第4章 思い出はすり減って(篤志)

第38話 拾いもの

 ◇◇◇ 篤志


 それは冗談じゃなかったのか? そうじゃない、いや、そうだ。頭の中でバカな議論を始めて、いつも通り早足で家に帰るとそこに彼女はいなかった。一切の荷物もなく、メモ一枚もなかった。

 信じられなかった。

 どんな気持ちで珠里が自分を置いて出て行ったのか、それは昨日の話通りなのか、確かめてみなければわからない。

 電話をする。着信拒否だ。ラインをする。既読がつかない。

 ……捨てられたんかな、とようやく思いつく。

 別に彼女に返してほしいものは何もなかった。あると言えば、帰ってきてほしかった。

 だから、既読がつかなくてもメッセージを送る。


『愛してる』

『帰ってきてほしい』

『連絡して』

『元気にしてるの?』


 情けない言葉の連なりは次第に空虚になって、誰かが『ラインでブロックされてるか確かめる方法』について話している。

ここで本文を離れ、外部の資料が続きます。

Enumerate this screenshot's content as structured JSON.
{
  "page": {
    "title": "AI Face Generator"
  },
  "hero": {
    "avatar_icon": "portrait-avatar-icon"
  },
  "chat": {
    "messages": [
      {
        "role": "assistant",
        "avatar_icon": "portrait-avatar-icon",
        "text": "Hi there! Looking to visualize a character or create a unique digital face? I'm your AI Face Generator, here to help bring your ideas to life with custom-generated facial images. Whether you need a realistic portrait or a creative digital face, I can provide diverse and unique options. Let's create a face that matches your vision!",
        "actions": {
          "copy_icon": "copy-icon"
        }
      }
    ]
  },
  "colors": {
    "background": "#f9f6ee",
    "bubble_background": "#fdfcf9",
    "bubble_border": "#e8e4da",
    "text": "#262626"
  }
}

 そんなこと確かめてどうするんだよ。「やっぱり俺、ブロックされてたわ」って笑える余裕は全然ない。

 誰も見てないことを確かめて、こっそりヤフ知恵で『ブロックされているか確かめる方法』を見る。……確かめることができない。一緒に暮らしてたから、いままで密にラインでやり取りすることなんてなかった。それでも拒絶は怖い。

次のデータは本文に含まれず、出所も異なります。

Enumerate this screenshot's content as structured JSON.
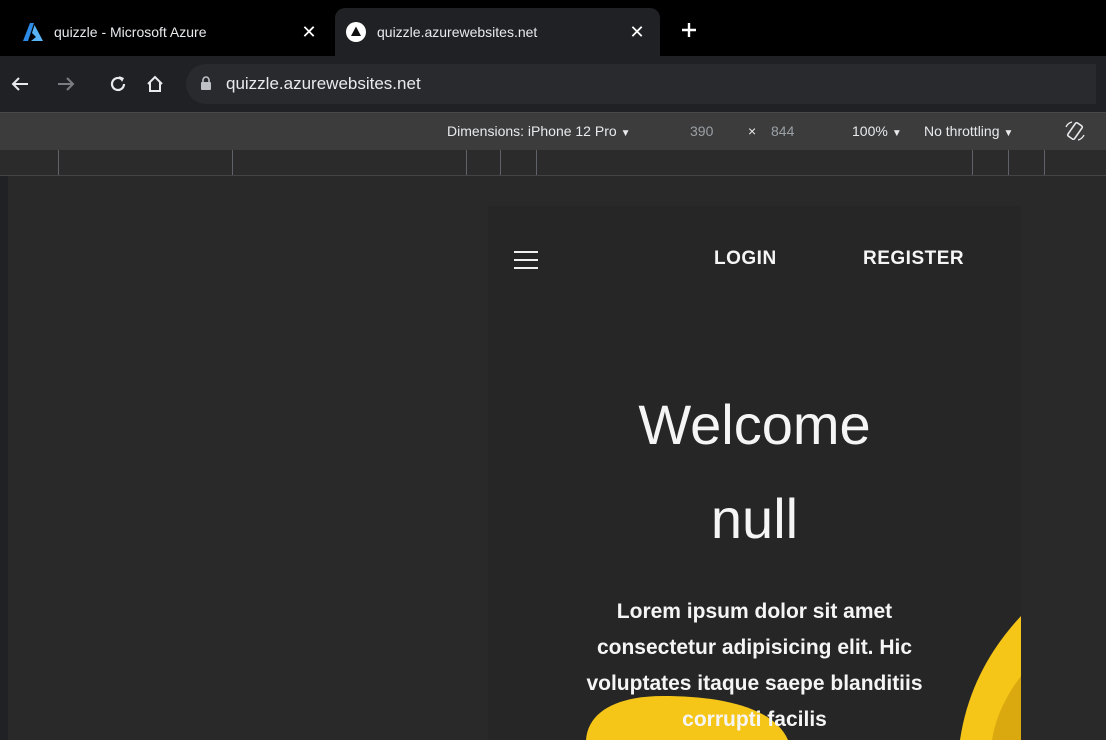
{
  "tabs": [
    {
      "title": "quizzle - Microsoft Azure",
      "icon": "azure-logo-icon",
      "active": false
    },
    {
      "title": "quizzle.azurewebsites.net",
      "icon": "site-favicon-icon",
      "active": true
    }
  ],
  "toolbar": {
    "url": "quizzle.azurewebsites.net",
    "icons": [
      "back-icon",
      "forward-icon",
      "reload-icon",
      "home-icon",
      "lock-icon"
    ]
  },
  "device_toolbar": {
    "dimensions_label": "Dimensions: iPhone 12 Pro",
    "width": "390",
    "times": "×",
    "height": "844",
    "zoom": "100%",
    "throttling": "No throttling"
  },
  "site": {
    "nav": {
      "login": "LOGIN",
      "register": "REGISTER"
    },
    "welcome_line1": "Welcome",
    "welcome_line2": "null",
    "lorem": "Lorem ipsum dolor sit amet consectetur adipisicing elit. Hic voluptates itaque saepe blanditiis corrupti facilis",
    "accent_color": "#f5c518"
  }
}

 孤独が背中をすっと触った気がしてビクッとなる。愛されてないということは毎日心に傷をつけていった。


 当然のように研究室にこもりっきりになる。ふと時計を気にする。八時を過ぎた。珠里が……もういないから。

 繰り返し繰り返しデータを取って、それでも余った時間にはみんなとお茶をしたりする気には全然なれず、試験管やシャーレを次々と洗った。

 俺のネガティブな動機は知らずに、教授から少しずつ信頼を得ていく。

 梅雨前の夜の外気は少し湿っていて、自分に落ち着くように言い聞かせてひたひたと夜道を歩く。

 もう、小走りになる必要はないんだ。


 そんな毎日を送っていると、うちの研究室を希望している三年生の女の子が、実験の片付けをしていた俺のところに現れた。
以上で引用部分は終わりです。